What Grace said has confirmed my suspicion that Dominic and Dani were behind the plan to frame me. I thought it was a purely financial agreement but it looks like they’ve been sleeping together all along. It explains the long dark hair I found on our bed shortly after their PT sessions began. I plucked it from my cotton pillowcase, held it up to him and jokingly asked if he was having an affair. Dominic rolled his eyes. It was a hair, not an earring or a pair of knickers, he said. Either one of us could have brought it home with us, stuck to our clothes or our skin, after a long day at work. He’d taken my jokey accusation far more seriously than I’d expected him to. It was obviously guilt.

A man knocks into me and swears as I’m hit by a thought and stop walking. Dominic sleeping with Dani also explains what I found.

Two months before I was arrested I popped into Dom’s home office to get my passport. We kept all the family passports together, shoved between two books on one of the shelves. I was due to fly to Paris for the Salon du Dessin art fair. Lee had argued that he should be the one to go because he knew one of the artists and thought he could charm him into letting us show his work. I countered saying I hadn’t been to a fair for ages and he’d been to one recently in Madrid. He eventually agreed that I should go but there was a frosty atmosphere in the gallery for the rest of the day.

Dom’s office was as neat and tidy as usual but there was a new addition to his uncluttered desk: a book about nutrition and exercise, lying next to his mouse. I picked it up, curious. My husband had never been a big reader, films were more his thing. Dani’s name was scrawled on the inside cover. She must have lent it to him, it wasn’t the sort of thing he’d buy for himself. There was a piece of paper, peeking from between the pages, so I pulled it out. It was an A4 sheet from a notepad, folded in two.
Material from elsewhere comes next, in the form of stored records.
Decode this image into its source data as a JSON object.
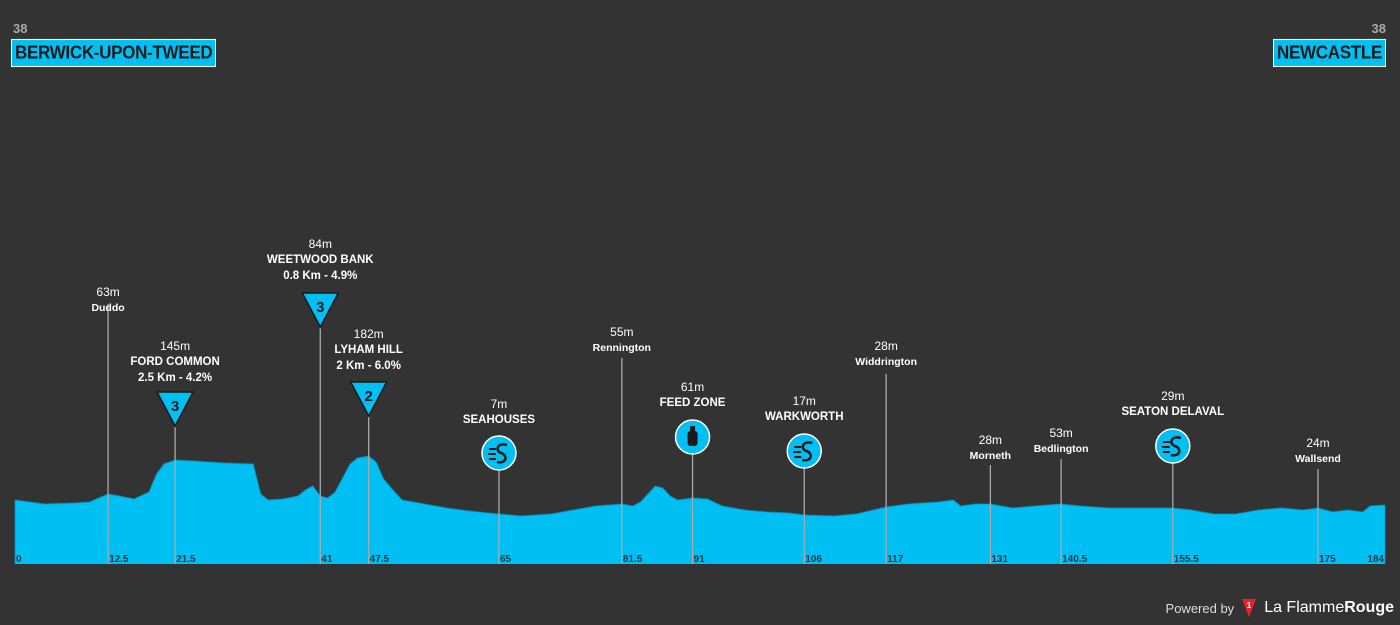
{
  "header": {
    "start": {
      "number": "38",
      "place": "BERWICK-UPON-TWEED"
    },
    "finish": {
      "number": "38",
      "place": "NEWCASTLE"
    }
  },
  "colors": {
    "accent": "#00bff3",
    "background": "#333333",
    "line": "#aaaaaa",
    "text": "#ffffff"
  },
  "chart_data": {
    "type": "area",
    "xlim": [
      0,
      184
    ],
    "profile": [
      [
        0,
        34
      ],
      [
        4,
        30
      ],
      [
        8,
        31
      ],
      [
        10,
        32
      ],
      [
        12.5,
        40
      ],
      [
        14,
        38
      ],
      [
        16,
        35
      ],
      [
        18,
        42
      ],
      [
        19,
        60
      ],
      [
        20,
        70
      ],
      [
        21.5,
        74
      ],
      [
        24,
        73
      ],
      [
        28,
        71
      ],
      [
        32,
        70
      ],
      [
        33,
        40
      ],
      [
        34,
        34
      ],
      [
        36,
        35
      ],
      [
        38,
        38
      ],
      [
        39,
        44
      ],
      [
        40,
        48
      ],
      [
        41,
        38
      ],
      [
        42,
        36
      ],
      [
        43,
        42
      ],
      [
        44,
        56
      ],
      [
        45,
        70
      ],
      [
        46,
        76
      ],
      [
        47.5,
        78
      ],
      [
        48.5,
        72
      ],
      [
        49.5,
        55
      ],
      [
        51,
        42
      ],
      [
        52,
        34
      ],
      [
        55,
        30
      ],
      [
        58,
        26
      ],
      [
        61,
        23
      ],
      [
        65,
        20
      ],
      [
        68,
        18
      ],
      [
        72,
        20
      ],
      [
        75,
        24
      ],
      [
        78,
        28
      ],
      [
        81.5,
        30
      ],
      [
        83,
        28
      ],
      [
        84,
        32
      ],
      [
        85,
        40
      ],
      [
        86,
        48
      ],
      [
        87,
        46
      ],
      [
        88,
        38
      ],
      [
        89,
        34
      ],
      [
        91,
        36
      ],
      [
        93,
        35
      ],
      [
        95,
        28
      ],
      [
        98,
        24
      ],
      [
        101,
        22
      ],
      [
        104,
        21
      ],
      [
        106,
        19
      ],
      [
        110,
        18
      ],
      [
        113,
        20
      ],
      [
        117,
        27
      ],
      [
        120,
        30
      ],
      [
        124,
        32
      ],
      [
        126,
        34
      ],
      [
        127,
        28
      ],
      [
        129,
        30
      ],
      [
        131,
        30
      ],
      [
        134,
        26
      ],
      [
        137,
        28
      ],
      [
        140.5,
        30
      ],
      [
        143,
        28
      ],
      [
        147,
        26
      ],
      [
        150,
        26
      ],
      [
        155.5,
        26
      ],
      [
        158,
        24
      ],
      [
        161,
        20
      ],
      [
        164,
        20
      ],
      [
        167,
        24
      ],
      [
        170,
        26
      ],
      [
        173,
        24
      ],
      [
        175,
        26
      ],
      [
        177,
        22
      ],
      [
        179,
        24
      ],
      [
        181,
        22
      ],
      [
        182,
        28
      ],
      [
        184,
        29
      ]
    ],
    "x_ticks": [
      "0",
      "12.5",
      "21.5",
      "41",
      "47.5",
      "65",
      "81.5",
      "91",
      "106",
      "117",
      "131",
      "140.5",
      "155.5",
      "175",
      "184"
    ],
    "x_tick_values": [
      0,
      12.5,
      21.5,
      41,
      47.5,
      65,
      81.5,
      91,
      106,
      117,
      131,
      140.5,
      155.5,
      175,
      184
    ],
    "markers": [
      {
        "km": 12.5,
        "alt": "63m",
        "name": "Duddo",
        "detail": "",
        "icon": "",
        "icon_label": ""
      },
      {
        "km": 21.5,
        "alt": "145m",
        "name": "FORD COMMON",
        "detail": "2.5 Km - 4.2%",
        "icon": "climb-category",
        "icon_label": "3"
      },
      {
        "km": 41,
        "alt": "84m",
        "name": "WEETWOOD BANK",
        "detail": "0.8 Km - 4.9%",
        "icon": "climb-category",
        "icon_label": "3"
      },
      {
        "km": 47.5,
        "alt": "182m",
        "name": "LYHAM HILL",
        "detail": "2 Km - 6.0%",
        "icon": "climb-category",
        "icon_label": "2"
      },
      {
        "km": 65,
        "alt": "7m",
        "name": "SEAHOUSES",
        "detail": "",
        "icon": "sprint",
        "icon_label": ""
      },
      {
        "km": 81.5,
        "alt": "55m",
        "name": "Rennington",
        "detail": "",
        "icon": "",
        "icon_label": ""
      },
      {
        "km": 91,
        "alt": "61m",
        "name": "FEED ZONE",
        "detail": "",
        "icon": "feed",
        "icon_label": ""
      },
      {
        "km": 106,
        "alt": "17m",
        "name": "WARKWORTH",
        "detail": "",
        "icon": "sprint",
        "icon_label": ""
      },
      {
        "km": 117,
        "alt": "28m",
        "name": "Widdrington",
        "detail": "",
        "icon": "",
        "icon_label": ""
      },
      {
        "km": 131,
        "alt": "28m",
        "name": "Morneth",
        "detail": "",
        "icon": "",
        "icon_label": ""
      },
      {
        "km": 140.5,
        "alt": "53m",
        "name": "Bedlington",
        "detail": "",
        "icon": "",
        "icon_label": ""
      },
      {
        "km": 155.5,
        "alt": "29m",
        "name": "SEATON DELAVAL",
        "detail": "",
        "icon": "sprint",
        "icon_label": ""
      },
      {
        "km": 175,
        "alt": "24m",
        "name": "Wallsend",
        "detail": "",
        "icon": "",
        "icon_label": ""
      }
    ]
  },
  "footer": {
    "powered_by": "Powered by",
    "brand_light": "La Flamme",
    "brand_bold": "Rouge"
  }
}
At the top someone had scrawled ‘£5,000’ and beneath it were three columns – dates, money, balance, all written by hand. The first entry was dated that day; £200 had been paid leaving a balance of £4,800. I initially thought it was something to do with his lock-up. We didn’t have a double garage and, when Dom had bought a motorbike a few years earlier, he’d insisted on forking out a small fortune for a private lock-up to keep it safe.
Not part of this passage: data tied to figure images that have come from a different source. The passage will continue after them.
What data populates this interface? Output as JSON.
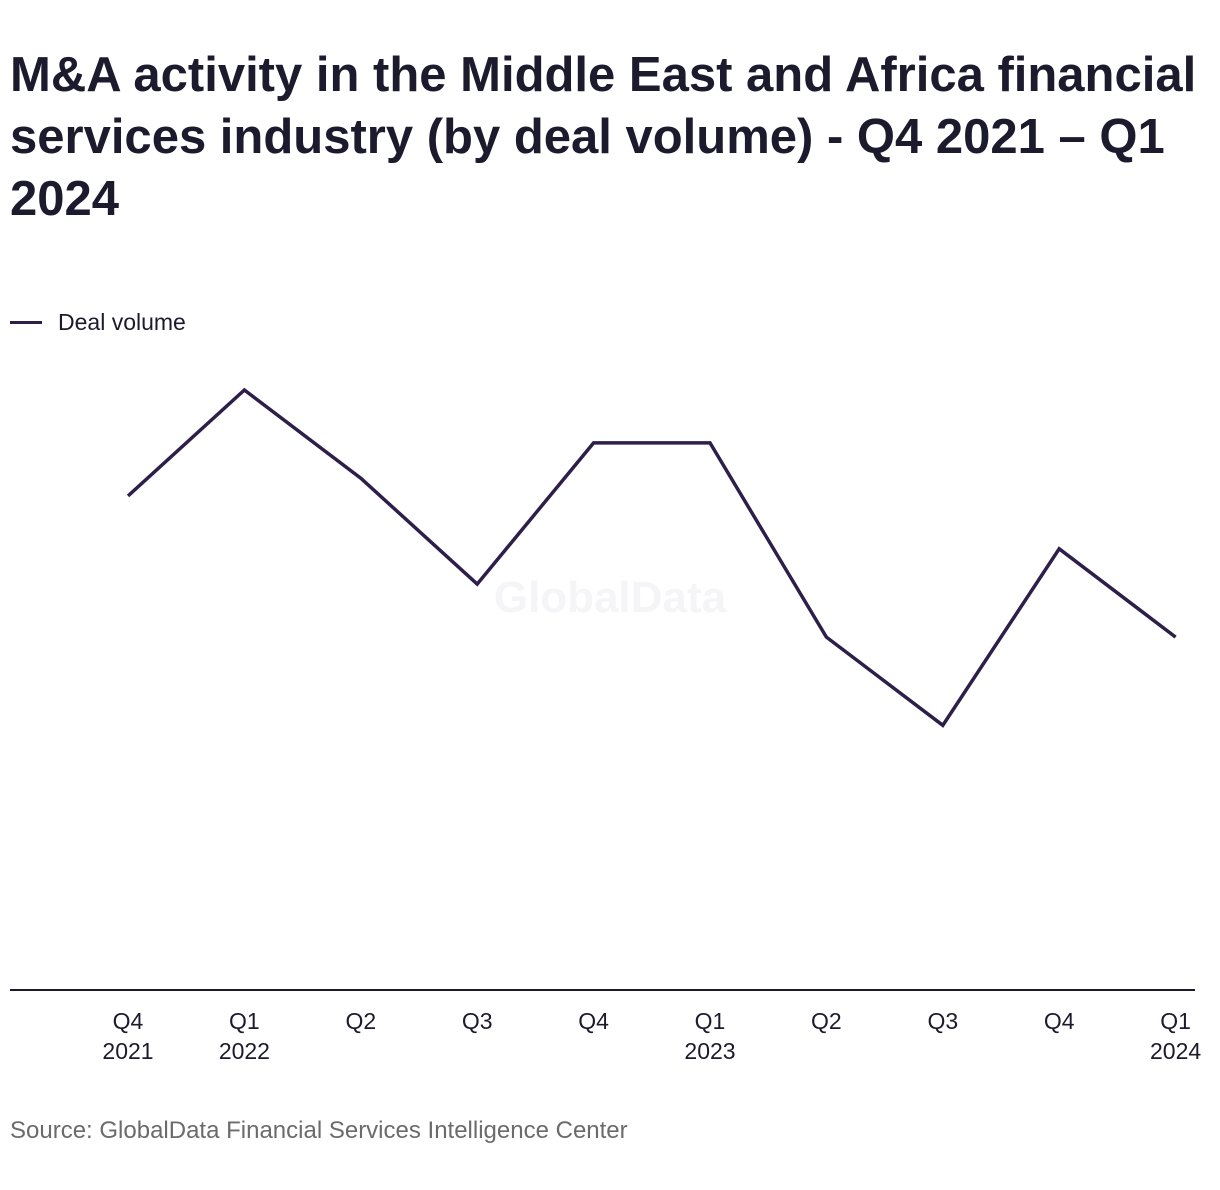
{
  "chart_data": {
    "type": "line",
    "title": "M&A activity in the Middle East and Africa financial services industry (by deal volume) - Q4 2021 – Q1 2024",
    "categories": [
      [
        "Q4",
        "2021"
      ],
      [
        "Q1",
        "2022"
      ],
      [
        "Q2",
        ""
      ],
      [
        "Q3",
        ""
      ],
      [
        "Q4",
        ""
      ],
      [
        "Q1",
        "2023"
      ],
      [
        "Q2",
        ""
      ],
      [
        "Q3",
        ""
      ],
      [
        "Q4",
        ""
      ],
      [
        "Q1",
        "2024"
      ]
    ],
    "series": [
      {
        "name": "Deal volume",
        "color": "#2d1f4a",
        "values": [
          28,
          34,
          29,
          23,
          31,
          31,
          20,
          15,
          25,
          20
        ]
      }
    ],
    "ylim": [
      0,
      56
    ],
    "grid": false,
    "legend_position": "top-left",
    "watermark": "GlobalData",
    "source": "Source: GlobalData Financial Services Intelligence Center"
  }
}
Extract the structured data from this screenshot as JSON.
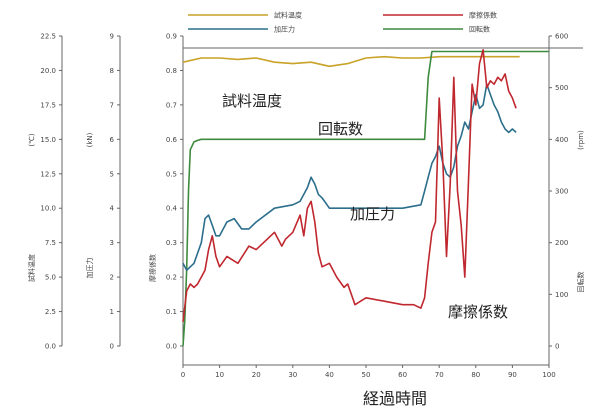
{
  "chart_data": {
    "type": "line",
    "title": "",
    "xlabel": "経過時間",
    "xlim": [
      0,
      100
    ],
    "x_ticks": [
      0,
      10,
      20,
      30,
      40,
      50,
      60,
      70,
      80,
      90,
      100
    ],
    "grid": false,
    "legend_position": "top",
    "legend": [
      "試料温度",
      "摩擦係数",
      "加圧力",
      "回転数"
    ],
    "axes": [
      {
        "id": "temp",
        "side": "left",
        "label": "(℃)",
        "ylim": [
          0,
          22.5
        ],
        "ticks": [
          "0.0",
          "2.5",
          "5.0",
          "7.5",
          "10.0",
          "12.5",
          "15.0",
          "17.5",
          "20.0",
          "22.5"
        ],
        "side_label": "試料温度"
      },
      {
        "id": "press",
        "side": "left",
        "label": "(kN)",
        "ylim": [
          0,
          9
        ],
        "ticks": [
          "0",
          "1",
          "2",
          "3",
          "4",
          "5",
          "6",
          "7",
          "8",
          "9"
        ],
        "side_label": "加圧力"
      },
      {
        "id": "mu",
        "side": "left",
        "label": "",
        "ylim": [
          0,
          0.9
        ],
        "ticks": [
          "0.0",
          "0.1",
          "0.2",
          "0.3",
          "0.4",
          "0.5",
          "0.6",
          "0.7",
          "0.8",
          "0.9"
        ],
        "side_label": "摩擦係数"
      },
      {
        "id": "rpm",
        "side": "right",
        "label": "(rpm)",
        "ylim": [
          0,
          600
        ],
        "ticks": [
          "0",
          "100",
          "200",
          "300",
          "400",
          "500",
          "600"
        ],
        "side_label": "回転数"
      }
    ],
    "series": [
      {
        "name": "試料温度",
        "axis": "temp",
        "color": "#c9a227",
        "x": [
          0,
          5,
          10,
          15,
          20,
          25,
          30,
          35,
          40,
          45,
          50,
          55,
          60,
          65,
          70,
          75,
          80,
          85,
          90,
          92
        ],
        "y": [
          20.6,
          20.9,
          20.9,
          20.8,
          20.9,
          20.6,
          20.5,
          20.6,
          20.3,
          20.5,
          20.9,
          21.0,
          20.9,
          20.9,
          21.0,
          21.0,
          21.0,
          21.0,
          21.0,
          21.0
        ]
      },
      {
        "name": "回転数",
        "axis": "rpm",
        "color": "#3e8a3e",
        "x": [
          0,
          0.5,
          1,
          1.5,
          2,
          3,
          4,
          5,
          10,
          20,
          30,
          40,
          50,
          60,
          66,
          67,
          68,
          70,
          80,
          90,
          100
        ],
        "y": [
          0,
          50,
          150,
          300,
          380,
          395,
          398,
          400,
          400,
          400,
          400,
          400,
          400,
          400,
          400,
          520,
          570,
          570,
          570,
          570,
          570
        ]
      },
      {
        "name": "加圧力",
        "axis": "press",
        "color": "#2c6e8c",
        "x": [
          0,
          1,
          3,
          5,
          6,
          7,
          8,
          9,
          10,
          12,
          14,
          16,
          18,
          20,
          25,
          30,
          32,
          34,
          35,
          36,
          37,
          38,
          40,
          45,
          50,
          55,
          60,
          65,
          66,
          67,
          68,
          69,
          70,
          71,
          72,
          73,
          74,
          75,
          76,
          77,
          78,
          79,
          80,
          81,
          82,
          83,
          84,
          85,
          86,
          87,
          88,
          89,
          90,
          91
        ],
        "y": [
          2.4,
          2.2,
          2.4,
          3.0,
          3.7,
          3.8,
          3.5,
          3.2,
          3.2,
          3.6,
          3.7,
          3.4,
          3.4,
          3.6,
          4.0,
          4.1,
          4.2,
          4.6,
          4.9,
          4.7,
          4.4,
          4.3,
          4.0,
          4.0,
          4.0,
          4.0,
          4.0,
          4.1,
          4.5,
          4.9,
          5.3,
          5.5,
          5.8,
          5.3,
          5.0,
          4.9,
          5.2,
          5.8,
          6.1,
          6.5,
          6.3,
          6.8,
          7.3,
          6.9,
          7.0,
          7.6,
          7.3,
          7.0,
          6.8,
          6.5,
          6.3,
          6.2,
          6.3,
          6.2
        ]
      },
      {
        "name": "摩擦係数",
        "axis": "mu",
        "color": "#c0282f",
        "x": [
          0,
          1,
          2,
          3,
          4,
          5,
          6,
          7,
          8,
          9,
          10,
          12,
          15,
          18,
          20,
          22,
          25,
          27,
          28,
          30,
          32,
          33,
          34,
          35,
          36,
          37,
          38,
          40,
          42,
          44,
          45,
          47,
          50,
          55,
          60,
          63,
          65,
          66,
          67,
          68,
          69,
          70,
          71,
          72,
          73,
          74,
          75,
          76,
          77,
          78,
          79,
          80,
          81,
          82,
          83,
          84,
          85,
          86,
          87,
          88,
          89,
          90,
          91
        ],
        "y": [
          0.07,
          0.16,
          0.18,
          0.17,
          0.18,
          0.2,
          0.22,
          0.28,
          0.32,
          0.26,
          0.23,
          0.26,
          0.24,
          0.29,
          0.28,
          0.3,
          0.33,
          0.29,
          0.31,
          0.33,
          0.38,
          0.32,
          0.4,
          0.42,
          0.36,
          0.27,
          0.23,
          0.24,
          0.2,
          0.17,
          0.18,
          0.12,
          0.14,
          0.13,
          0.12,
          0.12,
          0.11,
          0.14,
          0.24,
          0.33,
          0.36,
          0.72,
          0.53,
          0.26,
          0.47,
          0.78,
          0.45,
          0.35,
          0.2,
          0.48,
          0.76,
          0.7,
          0.82,
          0.86,
          0.75,
          0.77,
          0.76,
          0.78,
          0.77,
          0.79,
          0.74,
          0.72,
          0.69
        ]
      }
    ]
  }
}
‘What are you doing?’ His barked question from the doorway made me jump.

I held up the piece of paper. ‘What’s this?’

He crossed the office and snatched it out of my hand. ‘Nothing important,’ he said after he’d looked at it. ‘I’ve set up a bank account for Grace.’

‘But we already pay into an ISA, I opened it on her first birthday.’

‘Yeah well,’ he tucked it into the inside pocket of his jacket, ‘this is different.’

‘Different how?’ There was something about the tense set of his shoulders and the way his gaze kept shifting from me to the book, still lying on the corner of his desk, that wasn’t sitting right.

‘My parents are paying into it.’ He looked at me, steadily now, daring me to question him further. ‘When Uncle Bernie died and they cleared his house they found twenty grand in cash under his bed. They’re paying it into all the grandkids’ accounts, bit by bit to avoid death duty.’

Interesting, and unlikely. Esther and George were comfortably wealthy – they could have made double the rent we were paying them on our town house on the edge of Crouch Lane if they’d gone through an agent. So wealthy that they’d set up trust funds for Grace and the other grandchildren when they were born. So to start sneaking a windfall into the grandkids’ accounts seemed out of character. George used to work in the City and had been a magistrate for years. Esther was the deputy chairwoman of her local WI.

‘I’ll make sure I thank them,’ I said, ‘the next time I see them.’

Dominic’s steady gaze faltered and I saw a flash of fear. ‘I wouldn’t. You’re not supposed to know.’

That was more likely. Esther had always been coldly polite to me. I could have put it down to the fact she was a cold, reserved woman but she was smiley and demonstrative with the people she loved. She adored her daughter’s hedge fund manager husband. I’d always felt she thought I wasn’t good enough for her son.

‘She doesn’t think I’d steal it, does she?’ I stared at him, appalled. ‘I know the gallery is struggling but I wouldn’t steal from my own daughter for god’s sake!’

The conversation descended into an argument with Dominic accusing me of ostracising his parents and we didn’t talk for the rest of the day.

Dad said that if he goes down, so does she.